Lo racconto spesso. Era il 2004, il mio capo di allora mi chiese: «Letizia, perché vogliamo assumere più donne?». La sua faccia era concentratissima. Gli avevano chiesto di scrivere un memo dove spiegava perché mai un ambiente professionale molto maschile avesse bisogno di fare una cosa bizzarra come sforzarsi di assumere più donne. Non ricordo cosa gli risposi. Probabilmente gli diedi qualche idea. Ricordo bene il suo sguardo sperduto, da cerbiatto meravigliato.

Negli ultimi vent’anni, termini come “diversità” e “inclusione” sono diventati il pane quotidiano del linguaggio aziendale globale. Le grandi multinazionali hanno promosso via via programmi volti a valorizzare la rappresentatività di genere, etnia e orientamento sessuale, spesso accompagnati da campagne pubblicitarie che esaltavano il loro impegno per una società più equa.

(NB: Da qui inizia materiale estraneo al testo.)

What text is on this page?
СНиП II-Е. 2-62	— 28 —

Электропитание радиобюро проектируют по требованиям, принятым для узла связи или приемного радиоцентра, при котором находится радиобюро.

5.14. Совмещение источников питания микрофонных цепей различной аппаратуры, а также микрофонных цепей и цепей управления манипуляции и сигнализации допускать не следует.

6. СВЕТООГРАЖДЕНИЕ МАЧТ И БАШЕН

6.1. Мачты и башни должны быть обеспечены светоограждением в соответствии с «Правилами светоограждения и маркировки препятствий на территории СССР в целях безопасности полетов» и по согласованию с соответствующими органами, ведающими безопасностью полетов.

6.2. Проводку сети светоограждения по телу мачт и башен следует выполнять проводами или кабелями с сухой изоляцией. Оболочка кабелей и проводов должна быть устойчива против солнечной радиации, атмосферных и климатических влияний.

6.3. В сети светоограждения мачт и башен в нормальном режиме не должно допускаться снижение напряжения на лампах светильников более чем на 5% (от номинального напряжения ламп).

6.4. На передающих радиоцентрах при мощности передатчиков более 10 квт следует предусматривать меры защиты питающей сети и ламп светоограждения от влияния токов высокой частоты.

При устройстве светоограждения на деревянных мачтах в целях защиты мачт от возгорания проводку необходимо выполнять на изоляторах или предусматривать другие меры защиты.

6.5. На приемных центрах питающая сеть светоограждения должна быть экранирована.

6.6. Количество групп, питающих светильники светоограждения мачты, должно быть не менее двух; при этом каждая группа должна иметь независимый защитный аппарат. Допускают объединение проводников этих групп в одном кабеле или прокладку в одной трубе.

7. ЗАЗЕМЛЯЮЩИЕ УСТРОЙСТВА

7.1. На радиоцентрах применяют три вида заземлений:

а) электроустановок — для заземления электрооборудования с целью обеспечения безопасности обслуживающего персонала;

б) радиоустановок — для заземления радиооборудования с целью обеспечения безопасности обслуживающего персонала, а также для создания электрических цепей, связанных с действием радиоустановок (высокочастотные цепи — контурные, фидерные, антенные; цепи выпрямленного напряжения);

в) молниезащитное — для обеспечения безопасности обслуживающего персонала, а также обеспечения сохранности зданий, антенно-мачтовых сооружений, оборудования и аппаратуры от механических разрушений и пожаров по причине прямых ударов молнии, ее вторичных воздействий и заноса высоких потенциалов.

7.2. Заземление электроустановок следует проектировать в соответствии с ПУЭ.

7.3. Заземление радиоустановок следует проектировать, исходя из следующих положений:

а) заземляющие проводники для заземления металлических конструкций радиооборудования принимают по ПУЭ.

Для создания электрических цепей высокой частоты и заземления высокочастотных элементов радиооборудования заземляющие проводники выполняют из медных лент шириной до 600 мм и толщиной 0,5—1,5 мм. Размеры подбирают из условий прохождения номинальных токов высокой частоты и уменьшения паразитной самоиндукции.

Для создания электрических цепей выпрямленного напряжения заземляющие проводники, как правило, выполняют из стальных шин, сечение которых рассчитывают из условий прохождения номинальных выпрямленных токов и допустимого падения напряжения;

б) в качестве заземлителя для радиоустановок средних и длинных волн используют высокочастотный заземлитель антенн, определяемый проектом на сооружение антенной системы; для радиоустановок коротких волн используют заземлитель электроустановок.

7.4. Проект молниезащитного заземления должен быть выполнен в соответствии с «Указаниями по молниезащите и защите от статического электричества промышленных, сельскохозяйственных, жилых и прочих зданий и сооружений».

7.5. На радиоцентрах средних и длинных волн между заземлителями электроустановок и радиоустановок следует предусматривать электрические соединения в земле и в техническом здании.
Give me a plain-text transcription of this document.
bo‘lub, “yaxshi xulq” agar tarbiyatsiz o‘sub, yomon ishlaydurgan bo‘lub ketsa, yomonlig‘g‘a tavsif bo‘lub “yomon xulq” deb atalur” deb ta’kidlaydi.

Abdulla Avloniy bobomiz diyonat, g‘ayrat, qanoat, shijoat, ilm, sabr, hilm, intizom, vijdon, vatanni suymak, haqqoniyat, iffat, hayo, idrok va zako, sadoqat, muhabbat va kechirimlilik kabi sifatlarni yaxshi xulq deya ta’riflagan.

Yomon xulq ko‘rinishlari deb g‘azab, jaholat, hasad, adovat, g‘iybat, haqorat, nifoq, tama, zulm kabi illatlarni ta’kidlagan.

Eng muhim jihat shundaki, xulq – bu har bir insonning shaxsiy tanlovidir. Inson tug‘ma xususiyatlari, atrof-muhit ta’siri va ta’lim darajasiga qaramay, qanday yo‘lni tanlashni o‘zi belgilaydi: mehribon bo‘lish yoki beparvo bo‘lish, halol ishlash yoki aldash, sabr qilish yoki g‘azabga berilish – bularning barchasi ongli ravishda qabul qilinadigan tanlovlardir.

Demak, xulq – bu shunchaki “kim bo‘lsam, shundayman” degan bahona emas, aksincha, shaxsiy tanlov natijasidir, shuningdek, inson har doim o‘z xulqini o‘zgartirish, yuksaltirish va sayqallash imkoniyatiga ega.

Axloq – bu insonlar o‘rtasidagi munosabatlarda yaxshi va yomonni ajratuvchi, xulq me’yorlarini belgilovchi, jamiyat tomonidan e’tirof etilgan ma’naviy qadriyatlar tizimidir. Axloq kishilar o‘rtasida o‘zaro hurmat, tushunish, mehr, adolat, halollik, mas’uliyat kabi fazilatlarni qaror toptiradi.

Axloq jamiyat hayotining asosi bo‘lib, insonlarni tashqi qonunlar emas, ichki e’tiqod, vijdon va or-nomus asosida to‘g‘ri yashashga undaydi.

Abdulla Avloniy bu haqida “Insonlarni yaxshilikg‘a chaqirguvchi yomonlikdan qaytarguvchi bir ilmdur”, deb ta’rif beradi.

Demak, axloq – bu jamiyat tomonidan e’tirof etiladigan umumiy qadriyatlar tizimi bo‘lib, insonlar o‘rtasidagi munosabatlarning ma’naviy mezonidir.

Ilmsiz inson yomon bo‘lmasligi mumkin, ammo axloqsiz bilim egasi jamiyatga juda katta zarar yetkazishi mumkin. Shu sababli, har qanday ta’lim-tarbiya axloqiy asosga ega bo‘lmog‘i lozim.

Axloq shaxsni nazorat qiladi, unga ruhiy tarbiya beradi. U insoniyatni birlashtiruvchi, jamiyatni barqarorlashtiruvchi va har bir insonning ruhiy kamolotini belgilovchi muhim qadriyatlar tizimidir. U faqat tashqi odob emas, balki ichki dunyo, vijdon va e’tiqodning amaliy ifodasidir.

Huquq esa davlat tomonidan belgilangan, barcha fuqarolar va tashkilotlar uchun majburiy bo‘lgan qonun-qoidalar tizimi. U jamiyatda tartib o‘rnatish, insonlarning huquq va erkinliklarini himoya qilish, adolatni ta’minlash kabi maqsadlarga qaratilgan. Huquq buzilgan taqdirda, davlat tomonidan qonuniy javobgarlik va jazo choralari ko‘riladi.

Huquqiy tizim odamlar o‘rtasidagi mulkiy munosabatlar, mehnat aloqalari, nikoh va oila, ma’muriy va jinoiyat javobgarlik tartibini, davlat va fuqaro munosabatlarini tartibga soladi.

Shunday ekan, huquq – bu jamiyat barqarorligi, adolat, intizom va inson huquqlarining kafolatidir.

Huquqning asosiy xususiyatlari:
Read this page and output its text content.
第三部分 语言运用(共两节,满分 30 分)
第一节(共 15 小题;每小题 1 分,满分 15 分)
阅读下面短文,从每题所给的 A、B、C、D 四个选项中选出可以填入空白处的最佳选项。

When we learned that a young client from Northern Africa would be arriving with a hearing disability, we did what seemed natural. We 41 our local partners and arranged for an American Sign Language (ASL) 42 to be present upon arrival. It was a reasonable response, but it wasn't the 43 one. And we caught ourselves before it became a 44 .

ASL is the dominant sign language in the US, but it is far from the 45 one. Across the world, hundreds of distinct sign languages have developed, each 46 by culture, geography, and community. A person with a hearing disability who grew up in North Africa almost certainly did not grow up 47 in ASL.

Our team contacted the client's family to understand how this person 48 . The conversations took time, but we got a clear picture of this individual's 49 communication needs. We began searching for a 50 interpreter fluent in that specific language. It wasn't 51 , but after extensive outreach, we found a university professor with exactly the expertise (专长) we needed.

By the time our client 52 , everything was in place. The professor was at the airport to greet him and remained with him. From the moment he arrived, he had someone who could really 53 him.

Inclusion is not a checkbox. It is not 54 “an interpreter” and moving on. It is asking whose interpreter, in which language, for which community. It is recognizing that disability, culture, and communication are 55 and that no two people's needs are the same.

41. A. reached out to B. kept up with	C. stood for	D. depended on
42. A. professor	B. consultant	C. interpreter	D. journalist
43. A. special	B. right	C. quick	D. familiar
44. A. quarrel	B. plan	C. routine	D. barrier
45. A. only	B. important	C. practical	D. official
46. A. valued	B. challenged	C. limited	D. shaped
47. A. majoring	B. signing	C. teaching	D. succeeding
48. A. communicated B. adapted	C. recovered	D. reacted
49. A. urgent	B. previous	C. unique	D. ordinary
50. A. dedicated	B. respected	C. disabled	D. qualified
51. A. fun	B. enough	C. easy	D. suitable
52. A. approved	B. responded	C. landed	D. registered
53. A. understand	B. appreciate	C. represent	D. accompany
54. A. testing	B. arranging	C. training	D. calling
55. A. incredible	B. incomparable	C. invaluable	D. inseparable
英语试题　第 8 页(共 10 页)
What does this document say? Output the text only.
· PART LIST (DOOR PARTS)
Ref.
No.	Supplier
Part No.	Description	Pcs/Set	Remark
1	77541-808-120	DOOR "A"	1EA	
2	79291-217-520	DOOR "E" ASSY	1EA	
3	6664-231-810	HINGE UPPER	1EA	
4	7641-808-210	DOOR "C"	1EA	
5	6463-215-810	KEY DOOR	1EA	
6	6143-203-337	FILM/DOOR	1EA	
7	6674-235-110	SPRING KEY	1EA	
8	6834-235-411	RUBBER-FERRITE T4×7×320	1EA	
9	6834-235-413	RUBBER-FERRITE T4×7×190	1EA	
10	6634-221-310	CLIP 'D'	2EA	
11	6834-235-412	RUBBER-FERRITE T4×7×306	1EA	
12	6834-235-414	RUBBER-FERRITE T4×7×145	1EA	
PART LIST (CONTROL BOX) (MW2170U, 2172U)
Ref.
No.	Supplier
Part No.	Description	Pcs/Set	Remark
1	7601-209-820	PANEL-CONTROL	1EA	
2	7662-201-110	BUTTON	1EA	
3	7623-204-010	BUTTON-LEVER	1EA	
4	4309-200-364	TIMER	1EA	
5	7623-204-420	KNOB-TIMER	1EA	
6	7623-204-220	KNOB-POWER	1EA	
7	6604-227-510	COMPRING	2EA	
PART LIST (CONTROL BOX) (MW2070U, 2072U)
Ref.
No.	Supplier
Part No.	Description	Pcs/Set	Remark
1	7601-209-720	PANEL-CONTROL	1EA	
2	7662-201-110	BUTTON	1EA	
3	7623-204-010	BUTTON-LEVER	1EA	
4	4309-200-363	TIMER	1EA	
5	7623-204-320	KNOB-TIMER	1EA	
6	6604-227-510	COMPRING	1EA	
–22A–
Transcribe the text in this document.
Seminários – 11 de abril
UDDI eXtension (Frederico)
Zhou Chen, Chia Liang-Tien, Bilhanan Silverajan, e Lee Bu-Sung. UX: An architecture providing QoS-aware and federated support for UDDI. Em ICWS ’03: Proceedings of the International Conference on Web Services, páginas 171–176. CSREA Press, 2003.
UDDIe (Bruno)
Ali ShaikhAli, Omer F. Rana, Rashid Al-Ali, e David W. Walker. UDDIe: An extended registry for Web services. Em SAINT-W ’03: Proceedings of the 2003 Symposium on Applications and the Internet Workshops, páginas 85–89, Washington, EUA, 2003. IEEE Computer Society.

Tuttavia oggi emerge la tendenza inversa: sarà Donald Trump, sarà il vento o sarai tu, fatto sta che molte di queste aziende stanno smantellando proprio quei programmi. Un fenomeno che suscita indignazione: «Vedi che era tutta una moda?». 

Questione di numeri 

Ma il comportamento aziendale capitalistico non segue le logiche della moda o della morale. È invece il risultato di mere analisi di crescita o diluizione economica. Analisi continue, inarrestabili. Il capitalismo è fatto dai numeri, e la struttura dei numeri, il modo in cui si muovono e si distribuiscono, è costante, e dunque brutalmente coerente: è la struttura della massimizzazione del valore per gli azionisti. Non so come mai, nel corso di una bellissima parentesi, molti hanno pensato che non fosse più così.

Tutto è misurabile, nel capitalismo, nel senso che tutto può essere ricondotto a un numero. Una formula per convertire le idee in impatti misurabili si trova sempre. La vera morale, in questo contesto, non è altro che l’analisi (costi-benefici). La vera morale non è una morale, ma una strategia: la forma analitica, la filosofia contabile, è la stessa, solo gli input cambiano.

Per un certo tempo, l’inclusione è stata percepita come strategia produttiva. Un impegno pubblico in queste aree migliorava la reputazione dell’azienda, la rendeva più attraente per i giovani talenti, attirava più investitori, mitigava il rischio di critiche o boicottaggi.

Ma appoggiare quei valori ora è meno funzionale. Il panorama politico e culturale sta cambiando. La polarizzazione ideologica ha reso le iniziative legate alla diversità un terreno antipatico, di scontro culturale. In alcuni mercati, il sostegno esplicito a questi programmi è stato interpretato come un eccesso di “cultura woke”, portando a reazioni negative. E siccome i programmi hanno sempre dei costi, quelli percepiti come non essenziali sono stati i primi a essere tagliati.

In questo contesto, la diversità non è più un bene indiscusso, ma un tema controverso che può creare più rischi che vantaggi. L’analisi costi-benefici, invariata nella sua logica, produce così risultati opposti: ciò che prima veniva promosso come strategico oggi ha il segno negativo.

La funzione primaria 

La disillusione di chi sperava in chissà quale rivoluzione è comprensibile, ma rivela ingenuità. Si sperava che l’adesione delle aziende a certi valori fosse un segno di progresso sociale, e avesse della sostanza. Ma questa aspettativa non tiene conto del carattere stesso del capitalismo. La funzione primaria non è migliorare la società, ma, ripetiamolo ancora una volta, generare valore per gli azionisti. Massimizzare il numero che c’è alla fine di una catena di numeri.

È normale criticare questa logica come cinica, ma è anche importante riconoscere in via definitiva (visto che alcuni ci sono ampiamente cascati) che il sistema economico che abbiamo non è progettato per essere moralmente coerente, ma matematicamente coerente. Le aziende non sono agenti del cambiamento sociale. Il marketing non è una forza positiva che cammina accanto ai nostri sogni, ma una funzione aziendale che coopera con altre funzioni per un fine molto chiaro.

I valori morali non possono essere lasciati al mercato, perché il mercato non li custodisce. Li utilizza, li reinterpreta, li adatta alle sue necessità. Questo non significa che non si possano ottenere progressi sociali tramite il capitalismo, ma tali progressi sono intrinsecamente vulnerabili. Sono un sottoprodotto, una simpatica situazione ancillare.

La vera sfida sta nel costruire una società in cui l’etica che desideriamo sia una forza indipendente, che si impone per altre vie. Per varie ragioni questo cambiamento mi sembra al momento difficile, anche per la debolezza strategica e la rigidità ideologica di chi lo vorrebbe.